Providence Medical Institute, the Southern California-based physician services arm of the seven-state Providence Health System, will pay a $240,000 civil penalty to resolve potential HIPAA violations after ransomware attack It's planned.
Why is it important?
The U.S. Department of Health and Human Services Office for Civil Rights announced the fine on October 3 following an investigation into a ransomware attack breach report regarding Providence Medical Research Institute's compliance with HIPAA security rules.
In 2018, OCR indicated that the provider's IT systems were affected by a series of ransomware attacks that allegedly affected the protected electronic health information of approximately 85,000 people between February and March of the same year. The investigation began after receiving a breach report in April.
Investigation revealed that the server containing ePHI had been encrypted with ransomware three times. OCR says it has discovered two potential violations of the HIPAA Security Rule. These include “failure to enter into business associate agreements and to have policies and procedures in place to allow only authorized persons or software programs to access ePHI.”
The Security Rule establishes national standards for protecting electronic personal health information “created, received, used, or maintained” by HIPAA covered entities. Beyond these guardrails, appropriate administrative, physical, and technical safeguards are also required to ensure the confidentiality, integrity, and security of ePHI.
OCR Director Melanie Fontes Reiner said in a statement: “Failure to fully implement all of the requirements of the HIPAA Security Rule will result in HIPAA-covered companies and business partners being forced to sacrifice the privacy and security of patient health information. It leaves them vulnerable to cyberattacks.”
In March, OCR proposed civil monetary penalties against Providence Medical Institute, but Providence Medical Institute waived its right to a hearing and did not contest OCR's findings. OCR said the investigation was resolved with a $240,000 fine.
bigger trends
Ransomware has become perhaps the leading cybersecurity threat in the healthcare sector since its unwanted presence was first widely felt about a decade ago. BakerHostetler reported earlier this year that it was used in over 70% of network intrusions in 2023.
In fact, OCR notes that there has been a 264% increase in large-scale ransomware-based breaches reported to OCR since the Providence incident was reported in 2018.
HHS has emphasized and re-emphasized the importance of HIPAA security rules in providing at least basic protection against the onslaught of ransomware.
We are asking health care providers, health insurance plans, payment institutions, and their business partners to take the following mitigation steps:
Review vendor and contractor relationships to ensure business associate agreements are in place and address obligations for breaches/security incidents.
Integrate risk analysis and management into business processes and perform them regularly and when new technologies or business operations are planned.
Ensure that audit controls are in place to record and examine information system activity.
Conduct regular reviews of information system activities.
Implement multi-factor authentication to ensure only authorized users can access ePHI.
Encrypt your ePHI to prevent unauthorized access to your ePHI.
Incorporate lessons learned from incidents into the overall security management process.
Provide regular training specific to your organization and job responsibilities. Reinforce employees' critical role in protecting privacy and security.
And recently, OCR has stepped up its enforcement efforts after it was discovered that lax security controls caused ransomware incidents. The Providence case is the fifth such financial penalty to date. Others include a settlement earlier this year in which a Maryland behavioral health worker paid $40,000 after a ransomware attack compromised the ePHI of 14,000 people.
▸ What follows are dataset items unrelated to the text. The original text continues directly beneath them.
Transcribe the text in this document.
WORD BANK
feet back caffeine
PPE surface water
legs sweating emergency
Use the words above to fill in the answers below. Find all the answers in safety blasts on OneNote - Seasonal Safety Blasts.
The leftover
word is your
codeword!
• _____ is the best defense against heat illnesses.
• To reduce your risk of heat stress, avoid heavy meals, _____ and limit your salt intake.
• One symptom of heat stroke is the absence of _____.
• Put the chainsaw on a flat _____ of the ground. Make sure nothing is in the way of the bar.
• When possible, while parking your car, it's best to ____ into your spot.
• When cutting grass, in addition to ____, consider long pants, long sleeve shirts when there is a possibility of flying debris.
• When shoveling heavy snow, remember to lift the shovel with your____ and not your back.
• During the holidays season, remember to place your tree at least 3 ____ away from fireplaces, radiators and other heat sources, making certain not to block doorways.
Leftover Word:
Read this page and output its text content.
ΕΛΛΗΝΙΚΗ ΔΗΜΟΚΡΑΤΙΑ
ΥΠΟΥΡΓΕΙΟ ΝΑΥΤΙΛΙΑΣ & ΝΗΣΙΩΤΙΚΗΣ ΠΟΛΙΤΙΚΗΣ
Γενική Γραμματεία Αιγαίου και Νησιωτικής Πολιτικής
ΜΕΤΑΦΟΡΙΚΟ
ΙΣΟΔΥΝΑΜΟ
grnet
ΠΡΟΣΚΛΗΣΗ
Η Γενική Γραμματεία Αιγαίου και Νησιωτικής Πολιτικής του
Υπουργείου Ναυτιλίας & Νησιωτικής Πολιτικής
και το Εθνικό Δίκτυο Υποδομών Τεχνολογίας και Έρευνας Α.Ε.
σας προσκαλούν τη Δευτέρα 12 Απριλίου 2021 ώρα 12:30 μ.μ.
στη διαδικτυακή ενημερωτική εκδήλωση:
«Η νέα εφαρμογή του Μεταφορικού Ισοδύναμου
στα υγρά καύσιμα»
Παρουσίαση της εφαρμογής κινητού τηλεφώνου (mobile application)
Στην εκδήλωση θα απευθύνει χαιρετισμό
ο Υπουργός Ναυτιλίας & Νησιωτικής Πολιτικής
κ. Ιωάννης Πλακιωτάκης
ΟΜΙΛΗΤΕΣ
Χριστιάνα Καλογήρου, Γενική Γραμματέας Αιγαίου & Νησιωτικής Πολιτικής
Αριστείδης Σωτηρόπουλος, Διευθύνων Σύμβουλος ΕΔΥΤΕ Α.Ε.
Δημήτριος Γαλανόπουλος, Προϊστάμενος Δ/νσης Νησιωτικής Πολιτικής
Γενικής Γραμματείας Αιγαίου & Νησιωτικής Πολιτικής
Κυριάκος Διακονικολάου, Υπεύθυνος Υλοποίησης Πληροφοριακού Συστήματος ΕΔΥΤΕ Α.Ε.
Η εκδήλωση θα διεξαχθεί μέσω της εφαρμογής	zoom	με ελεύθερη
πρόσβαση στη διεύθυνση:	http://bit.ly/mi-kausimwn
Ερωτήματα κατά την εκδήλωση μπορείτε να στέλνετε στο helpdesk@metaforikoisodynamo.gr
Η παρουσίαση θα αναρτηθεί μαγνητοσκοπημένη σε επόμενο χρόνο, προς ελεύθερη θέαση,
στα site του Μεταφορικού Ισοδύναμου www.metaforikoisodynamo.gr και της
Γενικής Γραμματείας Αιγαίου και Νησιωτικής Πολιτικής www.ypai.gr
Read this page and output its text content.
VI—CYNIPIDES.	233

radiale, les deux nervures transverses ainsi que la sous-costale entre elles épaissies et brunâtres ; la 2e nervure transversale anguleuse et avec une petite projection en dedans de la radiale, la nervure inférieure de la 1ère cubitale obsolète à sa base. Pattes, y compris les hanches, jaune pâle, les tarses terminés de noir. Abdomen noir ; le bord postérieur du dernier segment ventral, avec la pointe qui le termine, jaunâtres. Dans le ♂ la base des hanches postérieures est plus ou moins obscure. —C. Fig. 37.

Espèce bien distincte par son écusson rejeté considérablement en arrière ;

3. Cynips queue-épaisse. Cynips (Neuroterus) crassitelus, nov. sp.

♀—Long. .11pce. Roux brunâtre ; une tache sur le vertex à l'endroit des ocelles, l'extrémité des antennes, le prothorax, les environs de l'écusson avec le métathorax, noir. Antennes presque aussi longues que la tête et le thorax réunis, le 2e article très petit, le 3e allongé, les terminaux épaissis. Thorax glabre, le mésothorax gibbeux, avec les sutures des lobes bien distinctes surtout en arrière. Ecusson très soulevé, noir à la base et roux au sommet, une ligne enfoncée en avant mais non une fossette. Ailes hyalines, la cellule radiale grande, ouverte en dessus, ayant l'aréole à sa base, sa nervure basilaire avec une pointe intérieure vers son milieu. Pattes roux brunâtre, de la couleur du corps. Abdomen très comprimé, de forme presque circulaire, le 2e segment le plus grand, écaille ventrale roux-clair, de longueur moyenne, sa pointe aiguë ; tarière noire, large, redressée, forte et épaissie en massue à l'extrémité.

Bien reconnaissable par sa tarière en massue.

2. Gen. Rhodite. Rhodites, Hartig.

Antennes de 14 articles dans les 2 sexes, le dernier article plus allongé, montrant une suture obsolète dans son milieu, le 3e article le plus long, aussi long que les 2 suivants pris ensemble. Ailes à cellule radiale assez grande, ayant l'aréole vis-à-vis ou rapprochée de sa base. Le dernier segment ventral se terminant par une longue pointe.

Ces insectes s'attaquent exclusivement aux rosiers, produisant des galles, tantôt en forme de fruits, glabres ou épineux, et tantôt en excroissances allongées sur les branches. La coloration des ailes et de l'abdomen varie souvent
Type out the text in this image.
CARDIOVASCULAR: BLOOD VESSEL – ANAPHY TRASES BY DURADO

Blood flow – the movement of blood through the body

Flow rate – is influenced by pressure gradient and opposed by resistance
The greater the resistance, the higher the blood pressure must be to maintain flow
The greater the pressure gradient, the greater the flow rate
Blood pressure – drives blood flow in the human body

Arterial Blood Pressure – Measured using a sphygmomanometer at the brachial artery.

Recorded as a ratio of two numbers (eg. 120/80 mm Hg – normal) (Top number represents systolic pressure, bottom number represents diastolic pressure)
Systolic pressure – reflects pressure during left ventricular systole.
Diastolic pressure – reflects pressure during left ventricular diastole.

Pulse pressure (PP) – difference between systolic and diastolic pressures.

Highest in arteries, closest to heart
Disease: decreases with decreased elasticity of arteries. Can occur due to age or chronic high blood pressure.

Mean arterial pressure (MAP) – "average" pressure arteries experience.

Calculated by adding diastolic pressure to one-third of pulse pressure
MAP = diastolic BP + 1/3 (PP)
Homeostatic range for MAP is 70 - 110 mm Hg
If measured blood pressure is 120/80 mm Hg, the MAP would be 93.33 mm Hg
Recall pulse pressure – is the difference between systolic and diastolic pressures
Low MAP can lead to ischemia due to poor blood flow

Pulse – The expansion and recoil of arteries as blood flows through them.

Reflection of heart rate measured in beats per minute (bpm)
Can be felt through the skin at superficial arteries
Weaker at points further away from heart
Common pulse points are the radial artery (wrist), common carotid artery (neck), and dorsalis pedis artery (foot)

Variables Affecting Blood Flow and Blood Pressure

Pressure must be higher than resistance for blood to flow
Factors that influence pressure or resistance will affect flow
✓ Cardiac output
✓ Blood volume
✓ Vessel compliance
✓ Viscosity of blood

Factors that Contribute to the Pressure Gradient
Some lawmakers say this is still not enough, and are frustrated by the constant flow of ransom-based breaches.
For example, this summer, Sen. Mark Warner (D-Va.) sent a letter to Department of Health Secretary Xavier Becerra and Deputy National Security Adviser Ann Neuberger, calling for minimum cybersecurity requirements for the healthcare industry. They called for expediting the development and publication of standards.
Last month, Warner, along with Sen. Ron Wyden, D-Ore., introduced the Health Infrastructure Security and Accountability Act, a bill that includes “common sense reforms” aimed at thwarting destructive cyberattacks. The bill would mandate certain basic cybersecurity protocols, increase funding to help small and rural hospitals meet new standards, and protect health care executives who lied about their organizations' cyber hygiene. It also allows for severe penalties.
Meanwhile, HHS continues to provide numerous resources to help HIPAA covered entities mitigate ransomware and other cybersecurity threats.
On record
“The healthcare sector needs to get serious about cybersecurity and HIPAA compliance,” Fontes Reiner said of the Providence fine. “OCR remains committed to protecting patient privacy and ensuring the security of everyone's health information. On behalf of OCR, I urge all healthcare providers to remain vigilant and ensure that their systems remain secure. We urge you to take all precautions and measures to protect yourself from “cyber attacks.'' ”
The HIMSS Healthcare Cybersecurity Forum is scheduled for October 31st to November 1st in Washington, DC. Check the details and register.
Mike Miliard is the Editor-in-Chief of Healthcare IT News
Email the author: mike.miliard@himssmedia.com
Healthcare IT News is a HIMSS publication.